Smoke and Carbon Monoxide Alarms
Studies show that more than 60 percent of deadly U.S. fires occur in homes that do not have smoke alarms installed or have alarms that do not function because of missing batteries, dead batteries or some other problem that keeps them from working properly. According to the National Fire Protection Association (NFPA), 40 percent of U.S. residential fire deaths result from fires in homes with no smoke alarms, while 23 percent occurred in homes without working smoke alarms.
National statistics show:
- On average, home fires kill 540 children ages 14 and under each year.
- 80 percent of the children who die in home fires are killed in homes without working smoke alarms.
- From 11 p.m. – 7 a.m., when people tend to be asleep and the home is dark, are the peak hours for home fire deaths.
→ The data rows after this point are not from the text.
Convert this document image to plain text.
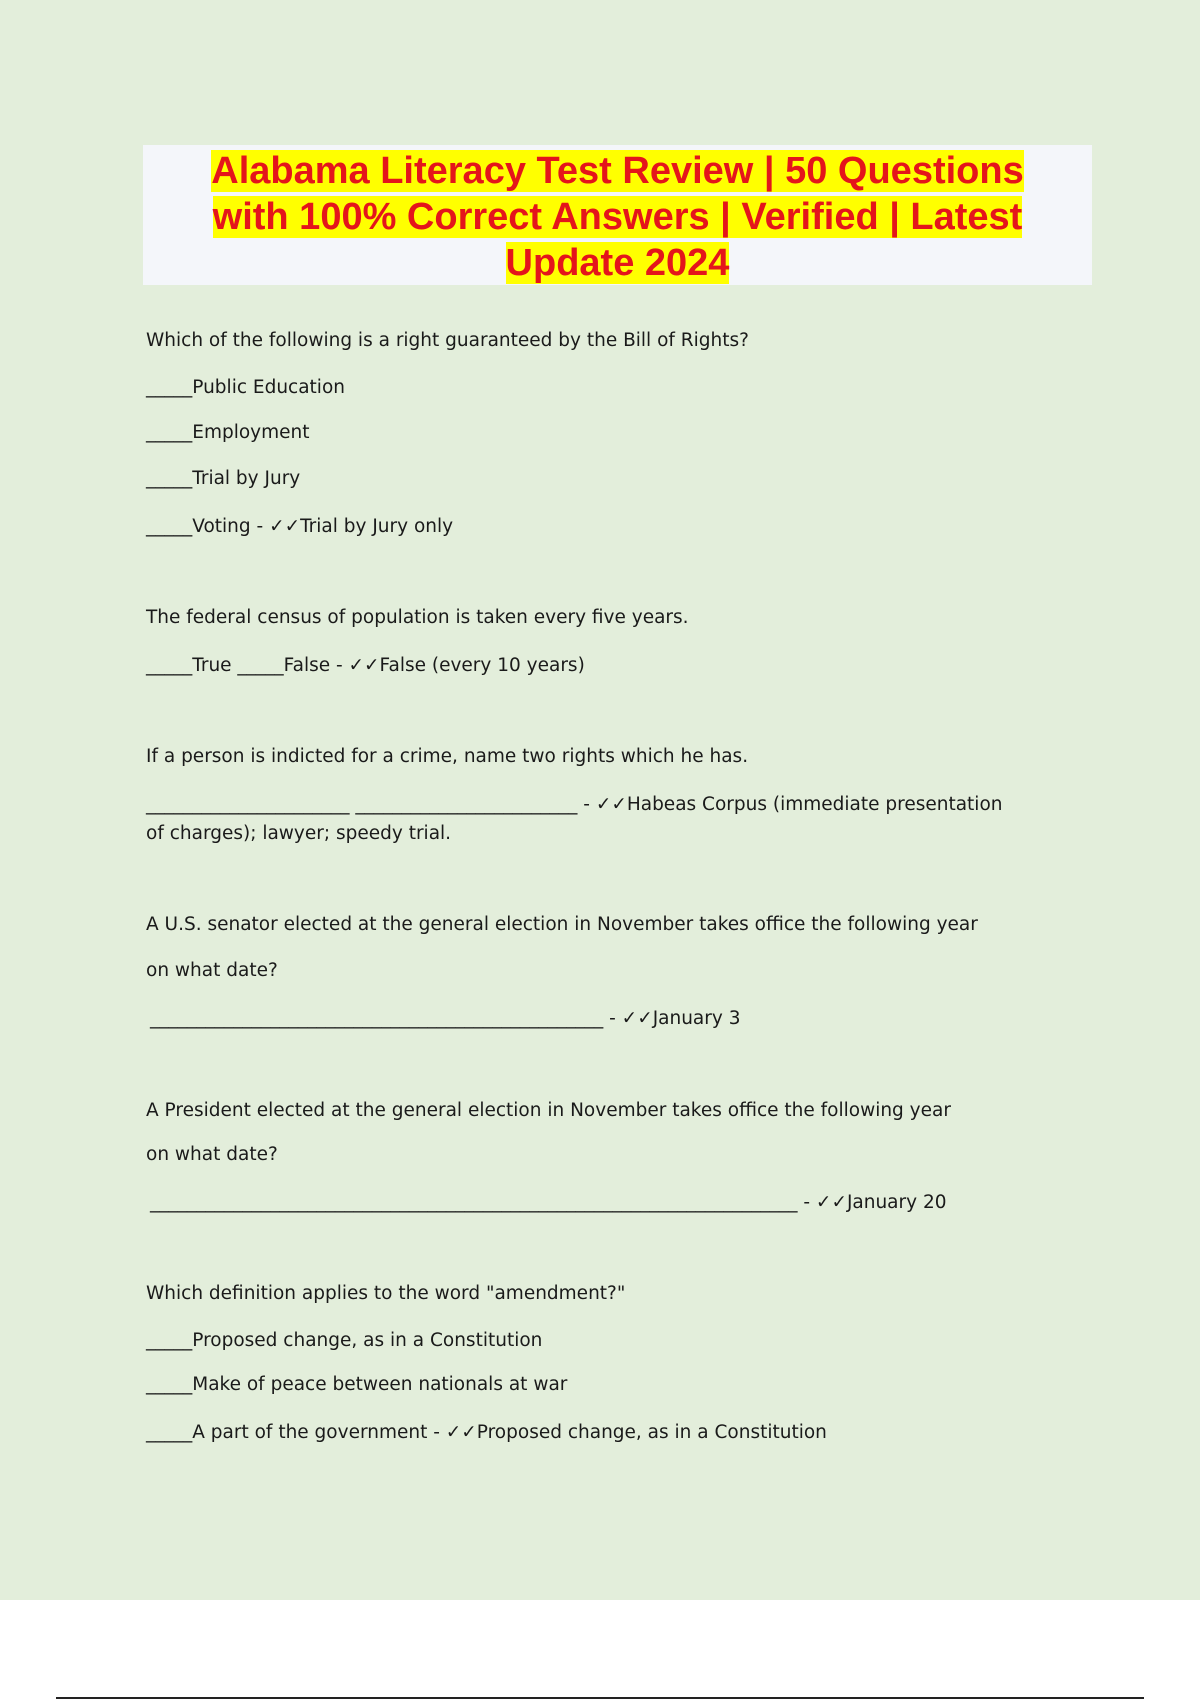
Alabama Literacy Test Review | 50 Questions
with 100% Correct Answers | Verified | Latest
Update 2024
Which of the following is a right guaranteed by the Bill of Rights?
_____Public Education
_____Employment
_____Trial by Jury
_____Voting - ✓✓Trial by Jury only
The federal census of population is taken every five years.
_____True _____False - ✓✓False (every 10 years)
If a person is indicted for a crime, name two rights which he has.
______________________ ________________________ - ✓✓Habeas Corpus (immediate presentation
of charges); lawyer; speedy trial.
A U.S. senator elected at the general election in November takes office the following year
on what date?
_________________________________________________ - ✓✓January 3
A President elected at the general election in November takes office the following year
on what date?
______________________________________________________________________ - ✓✓January 20
Which definition applies to the word "amendment?"
_____Proposed change, as in a Constitution
_____Make of peace between nationals at war
_____A part of the government - ✓✓Proposed change, as in a Constitution
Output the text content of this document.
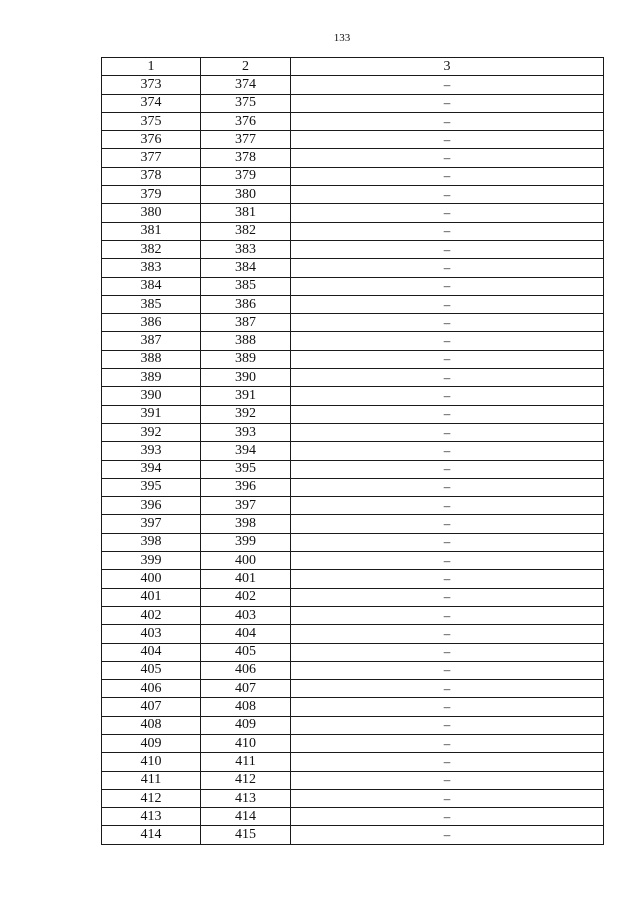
133
1	2	3
373	374	–
374	375	–
375	376	–
376	377	–
377	378	–
378	379	–
379	380	–
380	381	–
381	382	–
382	383	–
383	384	–
384	385	–
385	386	–
386	387	–
387	388	–
388	389	–
389	390	–
390	391	–
391	392	–
392	393	–
393	394	–
394	395	–
395	396	–
396	397	–
397	398	–
398	399	–
399	400	–
400	401	–
401	402	–
402	403	–
403	404	–
404	405	–
405	406	–
406	407	–
407	408	–
408	409	–
409	410	–
410	411	–
411	412	–
412	413	–
413	414	–
414	415	–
- Only 23 percent of U.S. families have developed and practiced a home fire escape plan.
Smoke alarms should be installed in every bedroom, outside each separate sleeping area and on every level of the home, including the basement. The NFPA also recommends that families interconnect all smoke alarms throughout the home so that if one alarm sounds, they all sound.
To ensure fire safety, families should regularly check smoke detectors by pushing the test button, plan at least two escape routes from their homes and practice those escape routes with the entire family. Batteries should be changed at least once a year and tested monthly to ensure that they are operating properly.
Carbon Monoxide Alarms
The National Safety Council reports that nearly 300 people die each year as a result of carbon monoxide poisoning. Carbon monoxide is often referred to as the silent killer, and is an invisible, odorless gas that is created when fuels burn incompletely. In the home, heating and cooking equipment that burn fuel can be sources of carbon monoxide.
Carbon monoxide detectors are designed to detect and warn of the presence of dangerous carbon monoxide gases. Carbon monoxide detectors should be installed on every level of a structure and in a central location near each sleeping area. For the best protection, NFPA recommends interconnecting all carbon monoxide detectors throughout the home, so that when one sounds, they all sound.
If a carbon monoxide detector sounds, families should immediately evacuate to a fresh air location outdoors or immediately get to an open window or open door. Make sure all family members are accounted for and call for help. It is important that families remain evacuated or in their fresh air location until emergency personnel arrive and make sure the home is safe.
To ensure carbon monoxide detectors are working properly, families should check alarms at least once a month and replace alarms according to the manufacturer’s descriptions.